If you are owed a cash refund:
Customers whose loans have been repaid will have their cash refunds paid out of the pot of money Amigo is putting aside for this. There will not be enough money in this pot to pay full refunds.
The pot will be divided up between all the people who are owed a cash refund who will all get the same “pence in the pound” percentage of their proper redress.
Amigo is putting in £15m, which could be increased by up to £20m if the balance reductions are lower then expected. This sounds unlikely to me – it would only reach £10m if the balance reductions are £25m lower than Amigo expect and £20m if the balance reductions are £50m less than Amigo expects. I think this increase can be disregarded.
Amigo is proposing that it will add 15% of its profits in the next four years into this refund pot. As Amigo is currently loss-making this sounds like some jam in a few years, or possibly none at all.
Amigo hasn’t given a range for what percentage of their proper refund people will actually be paid. A simple comparison suggests people owed a cash refund may only get very little compensation.
- Amigo thinks claims by 150,000 current borrowers will result in balance reductions of c.£85m (I think that may be an underestimate but let us assume it is correct);
- But there is only £15m (with the promise of perhaps some extra in later years) for the 700,000 previous borrowers and guarantors.

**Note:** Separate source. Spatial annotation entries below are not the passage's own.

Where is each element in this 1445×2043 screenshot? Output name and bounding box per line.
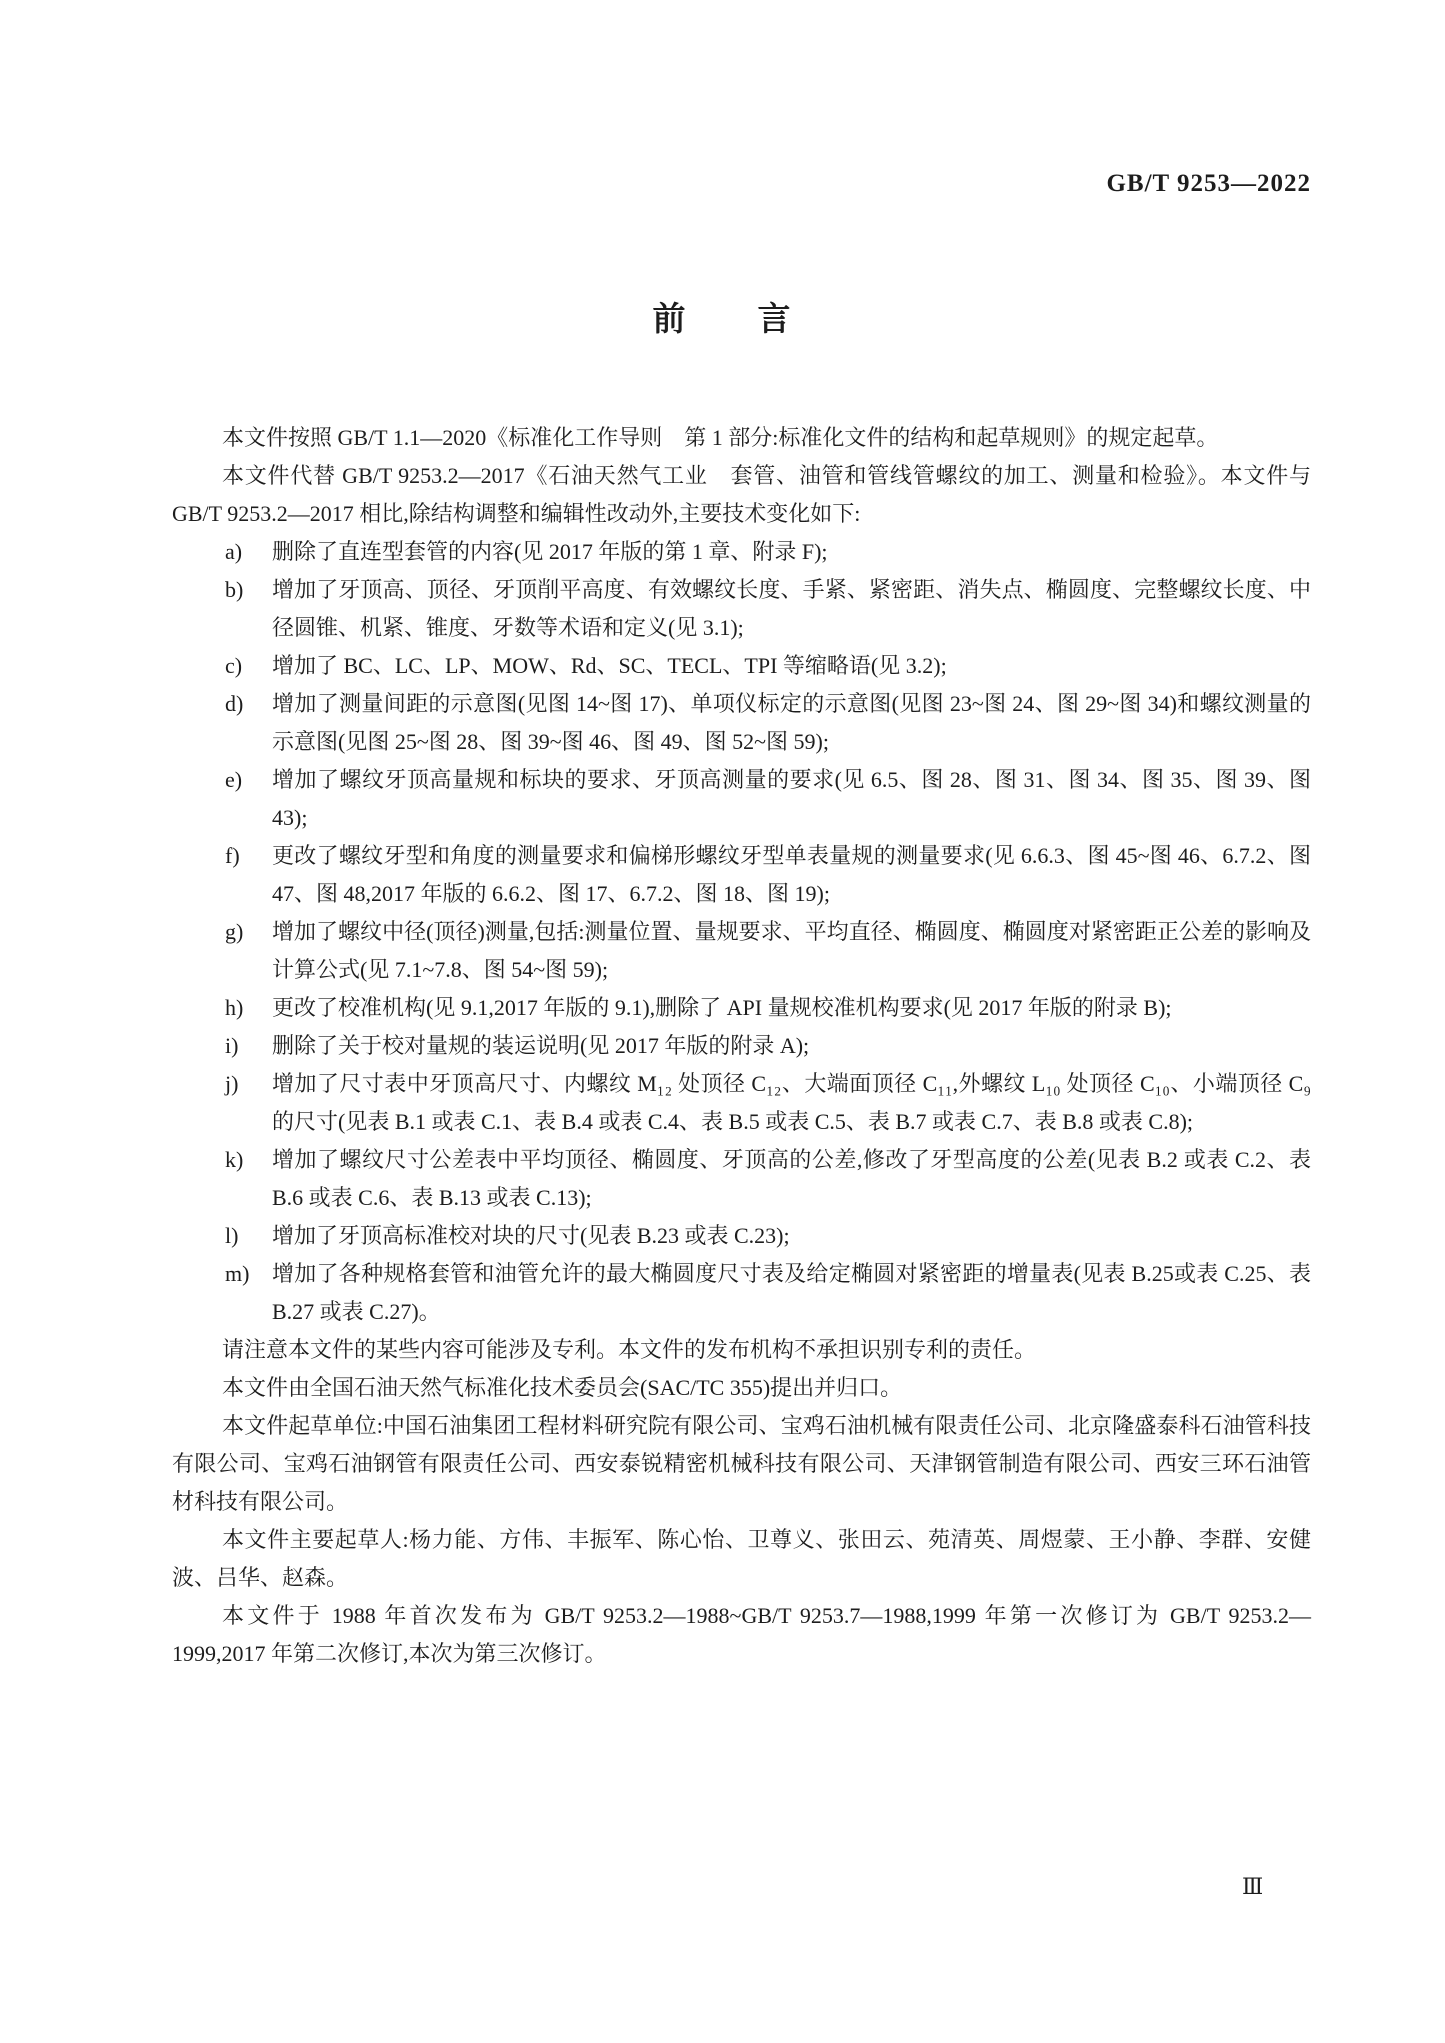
change-item: i) 删除了关于校对量规的装运说明(见 2017 年版的附录 A);: [172, 1027, 1311, 1065]
document-page: GB/T 9253—2022 前 言 本文件按照 GB/T 1.1—2020《标…: [0, 0, 1445, 2043]
change-item-label: k): [225, 1141, 243, 1179]
change-item: h) 更改了校准机构(见 9.1,2017 年版的 9.1),删除了 API 量…: [172, 989, 1311, 1027]
change-item-label: c): [225, 647, 242, 685]
change-item-label: a): [225, 533, 242, 571]
change-item-text: 增加了牙顶高、顶径、牙顶削平高度、有效螺纹长度、手紧、紧密距、消失点、椭圆度、完…: [272, 577, 1311, 640]
change-item-text: 增加了螺纹中径(顶径)测量,包括:测量位置、量规要求、平均直径、椭圆度、椭圆度对…: [272, 919, 1311, 982]
change-item: c) 增加了 BC、LC、LP、MOW、Rd、SC、TECL、TPI 等缩略语(…: [172, 647, 1311, 685]
change-item-label: g): [225, 913, 243, 951]
change-item: m) 增加了各种规格套管和油管允许的最大椭圆度尺寸表及给定椭圆对紧密距的增量表(…: [172, 1255, 1311, 1331]
change-item: f) 更改了螺纹牙型和角度的测量要求和偏梯形螺纹牙型单表量规的测量要求(见 6.…: [172, 837, 1311, 913]
closing-paragraph: 本文件起草单位:中国石油集团工程材料研究院有限公司、宝鸡石油机械有限责任公司、北…: [172, 1407, 1311, 1521]
standard-number: GB/T 9253—2022: [172, 170, 1311, 198]
closing-paragraph: 请注意本文件的某些内容可能涉及专利。本文件的发布机构不承担识别专利的责任。: [172, 1331, 1311, 1369]
change-item-text: 增加了尺寸表中牙顶高尺寸、内螺纹 M₁₂ 处顶径 C₁₂、大端面顶径 C₁₁,外…: [272, 1071, 1311, 1134]
change-item: l) 增加了牙顶高标准校对块的尺寸(见表 B.23 或表 C.23);: [172, 1217, 1311, 1255]
foreword-content: 本文件按照 GB/T 1.1—2020《标准化工作导则 第 1 部分:标准化文件…: [172, 419, 1311, 1673]
change-item-text: 增加了各种规格套管和油管允许的最大椭圆度尺寸表及给定椭圆对紧密距的增量表(见表 …: [272, 1261, 1311, 1324]
change-item: a) 删除了直连型套管的内容(见 2017 年版的第 1 章、附录 F);: [172, 533, 1311, 571]
change-item-label: j): [225, 1065, 238, 1103]
change-item: e) 增加了螺纹牙顶高量规和标块的要求、牙顶高测量的要求(见 6.5、图 28、…: [172, 761, 1311, 837]
change-item-text: 删除了直连型套管的内容(见 2017 年版的第 1 章、附录 F);: [272, 539, 828, 564]
page-number: Ⅲ: [1242, 1874, 1263, 1900]
closing-paragraph: 本文件主要起草人:杨力能、方伟、丰振军、陈心怡、卫尊义、张田云、苑清英、周煜蒙、…: [172, 1521, 1311, 1597]
change-item-text: 更改了校准机构(见 9.1,2017 年版的 9.1),删除了 API 量规校准…: [272, 995, 1172, 1020]
change-item-label: i): [225, 1027, 238, 1065]
closing-paragraph: 本文件于 1988 年首次发布为 GB/T 9253.2—1988~GB/T 9…: [172, 1597, 1311, 1673]
change-item-label: h): [225, 989, 243, 1027]
change-item-label: b): [225, 571, 243, 609]
change-item-text: 更改了螺纹牙型和角度的测量要求和偏梯形螺纹牙型单表量规的测量要求(见 6.6.3…: [272, 843, 1311, 906]
change-item-text: 删除了关于校对量规的装运说明(见 2017 年版的附录 A);: [272, 1033, 809, 1058]
change-item-text: 增加了螺纹牙顶高量规和标块的要求、牙顶高测量的要求(见 6.5、图 28、图 3…: [272, 767, 1311, 830]
change-item: k) 增加了螺纹尺寸公差表中平均顶径、椭圆度、牙顶高的公差,修改了牙型高度的公差…: [172, 1141, 1311, 1217]
change-item-label: e): [225, 761, 242, 799]
change-item-text: 增加了螺纹尺寸公差表中平均顶径、椭圆度、牙顶高的公差,修改了牙型高度的公差(见表…: [272, 1147, 1311, 1210]
page-title: 前 言: [0, 293, 1445, 340]
intro-paragraph: 本文件代替 GB/T 9253.2—2017《石油天然气工业 套管、油管和管线管…: [172, 457, 1311, 533]
change-item: b) 增加了牙顶高、顶径、牙顶削平高度、有效螺纹长度、手紧、紧密距、消失点、椭圆…: [172, 571, 1311, 647]
change-item-text: 增加了测量间距的示意图(见图 14~图 17)、单项仪标定的示意图(见图 23~…: [272, 691, 1311, 754]
change-item-text: 增加了 BC、LC、LP、MOW、Rd、SC、TECL、TPI 等缩略语(见 3…: [272, 653, 947, 678]
change-item-label: f): [225, 837, 240, 875]
change-item-label: m): [225, 1255, 249, 1293]
intro-paragraph: 本文件按照 GB/T 1.1—2020《标准化工作导则 第 1 部分:标准化文件…: [172, 419, 1311, 457]
closing-paragraph: 本文件由全国石油天然气标准化技术委员会(SAC/TC 355)提出并归口。: [172, 1369, 1311, 1407]
change-item-text: 增加了牙顶高标准校对块的尺寸(见表 B.23 或表 C.23);: [272, 1223, 790, 1248]
change-item-label: l): [225, 1217, 238, 1255]
change-item-label: d): [225, 685, 243, 723]
change-item: d) 增加了测量间距的示意图(见图 14~图 17)、单项仪标定的示意图(见图 …: [172, 685, 1311, 761]
change-item: j) 增加了尺寸表中牙顶高尺寸、内螺纹 M₁₂ 处顶径 C₁₂、大端面顶径 C₁…: [172, 1065, 1311, 1141]
change-item: g) 增加了螺纹中径(顶径)测量,包括:测量位置、量规要求、平均直径、椭圆度、椭…: [172, 913, 1311, 989]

So you may get a very low percentage of your proper refund back, possibly as low as 5%.
Amigo expects the first payments to be made in “in the first half of 2022”. I think it may be late in that period as Amigo will have to allow time for any appeals to be made and reviewed.
The main points of interest
I think there are seven key points arising from the proposed Scheme:
- The Financial Conduct Authority (FCA) has not agreed to the Scheme and may not before the first court date.
- There are no details about how Amigo will decide whether to uphold a customer complaint.
- Amigo says this is the best way to treat its customers and other stakeholders fairly. But the bondholders and shareholders are the major gainers from this Scheme and the customers are the big losers.
- Amigo says the Scheme is in the interest of customers who have a valid complaint, but I estimate that tens of thousands would receive more if Amigo went into administration now than they would in the Scheme.
- Amigo has not given an estimate of the percentage of the redress that customers may eventually get paid.
- Why will Amigo not be accepting Ombudsman decisions taken before the Scheme starts? This is in breach of the FCA’s DISP rules and Amigo does not have a waiver from DISP..
- All complaints about current and previous loans will be included, even if they are not affordability complaints.
I have looked at these seven points in more detail here: Amigo’s Scheme (2) – key points to think about.
The FCA will also have to consider the effects on the wider credit market, such as whether the Scheme is anti-competitive, putting other bad credit lenders at a disadvantage.
What do Amigo customers need to do now?
If this is the first you have heard about refunds from Amigo, read Refunds for guarantor loan borrowers or if you are a guarantor, see Complaints by guarantors. Those pages explain why people are making complaints and have a template letter if you want to ask for a refund now.
If you want to know more about the proposed Scheme, read the PSL and look at my other articles on the Scheme.
For the Scheme approval, you don’t have to do anything at the moment:
- you can decide to attend the Court hearing by Zoom if you want;
- it is too early to vote – that comes afterwards, if the court gives approval.